The springtime is when college graduates emerge into the job market and are looking for work, and many companies like to scoop up these graduates because most recent grads won’t be looking for top dollar from their salaries – yet. 

But, there’s a downside to all these college grads entering the market: competition for open positions heats up. As new job seekers flood the market, the number of resumes that hiring managers receive for open positions increases substantially – making your resume so very important to get right (and proof-read meticulously!). 

When possible, get your resume submitted before spring. 

5 Essential Tips for Job Seekers

These tips work for any job that you apply for – springtime or not. And, most of them might appear to be obvious. But, you may be surprised at how many easy mistakes job seekers still make. In fact, it happens all the time. 

Use these 5 tips to maximize your chances at getting that job. 

Tip #1: Start applying in late January if you can. Hitting the job trail in late January gives employers enough time to get back into the groove of doing business after the holiday season. And, it’ll give you every opportunity to get your resume in front of hiring managers with fresh budgets and a willingness to hire. Don’t wait for the spring. 

But if you’ve recently found yourself unemployed, apply for jobs before the summer if you can. 

 

Tip #2: Tailor your resume. Resist the temptation to build a single resume for every type of job. As a former hiring manager myself, trust me when I say it’s easy to tell how much time each job candidate put into their resume.

For example, rearrange your skills section by citing the most important skills for that job first. Also, reword your experience by hitting on specific qualifications for the job you’re applying for. In other words, make your resume irresistible for that specific job, not just generic. 

 

Tip #3: Stop filling your resume with buzzwords. Most hiring managers don’t want to read a bunch of buzzwords on your resume. These days, everyone is a “passionate” and “objective” team player who “thinks outside the box” on “creative solutions”. 

Believe it or not, you don’t need to tell the hiring manager those things. Buzzwords won’t move the needle for them on your resume. 

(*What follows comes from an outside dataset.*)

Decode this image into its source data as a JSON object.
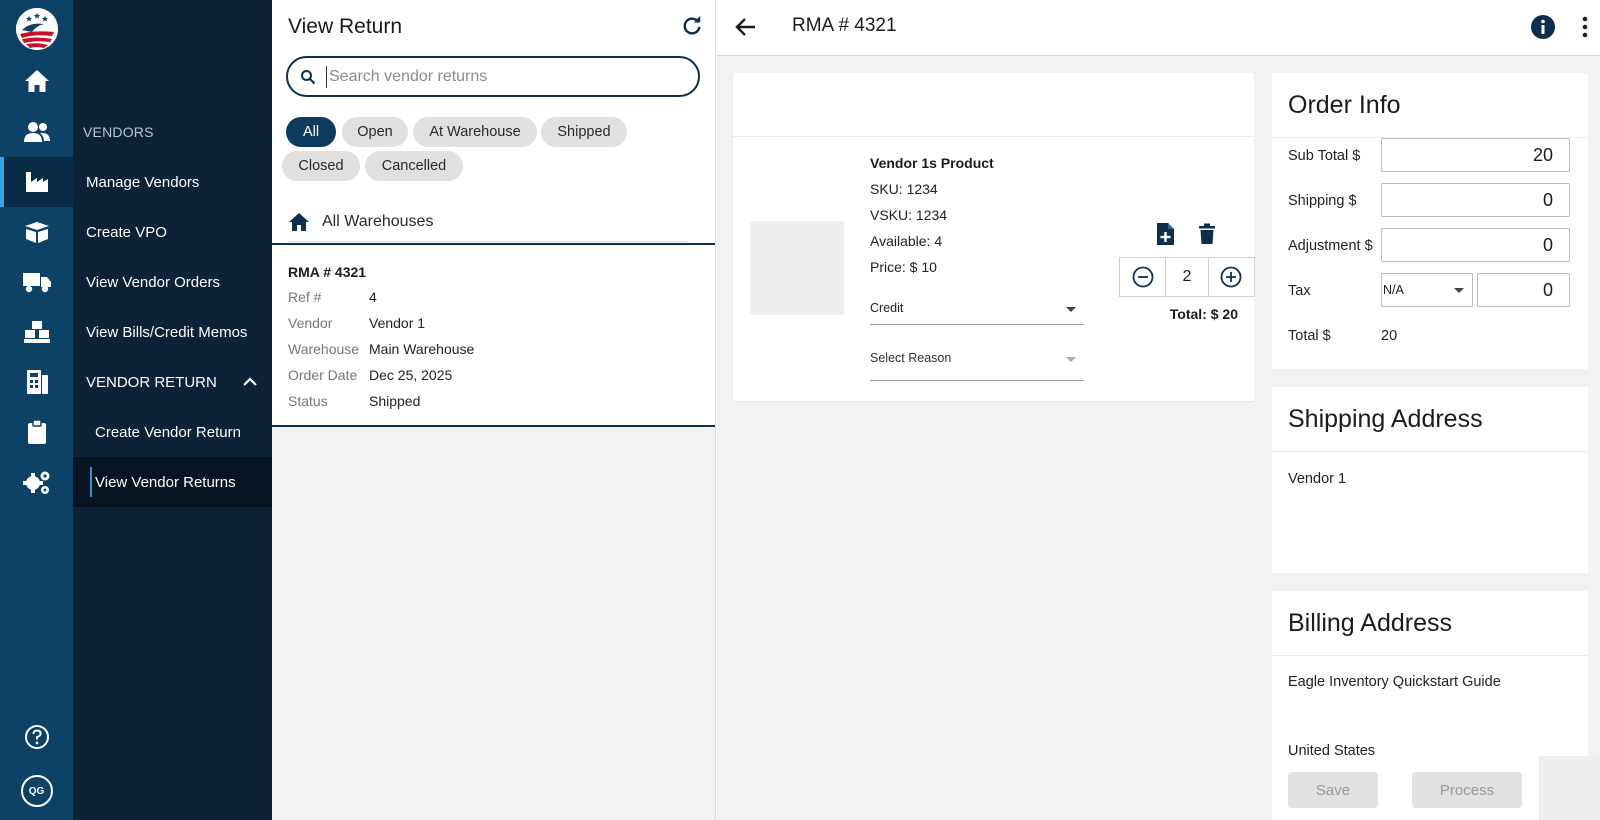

What are some other buzzwords that you should leave off of your resume? 

Here are a few examples:

  • Problem solver
  • Detailed oriented
  • Spearhead
  • Team player
  • Proactive

There are too many to list, but those are some of the most common buzzwords I’ve seen, and while their inclusion didn’t always convince me – as a former hiring manager in the information technology sector, to ditch the resume, they certainly didn’t help.

And, don’t begin your job responsibilities with “My responsibilities included” or “Responsible for”. Instead, use a more active term like “Managed”, “Lead”, “Built” or “Created”. 

 

Tip #4: Close well. Believe it or not, your first impression with a hiring manager is often just as important as your last. Closing your interview well leaves the manager with a good impression of the interview which, in turn, drastically improves your chances of a job. 

A few tips for closing your interview well include giving a firm handshake, sincerely thanking them for their time, asking insightful questions and restating why you are the perfect candidate for the position. 

Taking just a few extra steps at the end of the interview can make a world of difference. 

 

Tip #5: Network, network, network. Did you know that just submitting your resume online to a job opportunity works just 4% of the time? That’s not a pretty statistic. 

The fact is most jobs these days happen through networking. Getting to know people. Making friends. And, keeping an ear out for what’s going on in your work sector. 

Forbes says networking works about 1/3rd of the time. The only thing that works better (at 47%) is “knocking on the door of any employer” which is simply a cold-call version of networking.

Consider these statistics on networking:

  • 80 percent of jobs are not posted online.
  • Only about five applicants earned an interview from hundreds of applications.
  • Referrals account for around a third of all external hires.

Especially in the age of the Internet and near-instant communication, networking is one of the most important factors in getting your next job.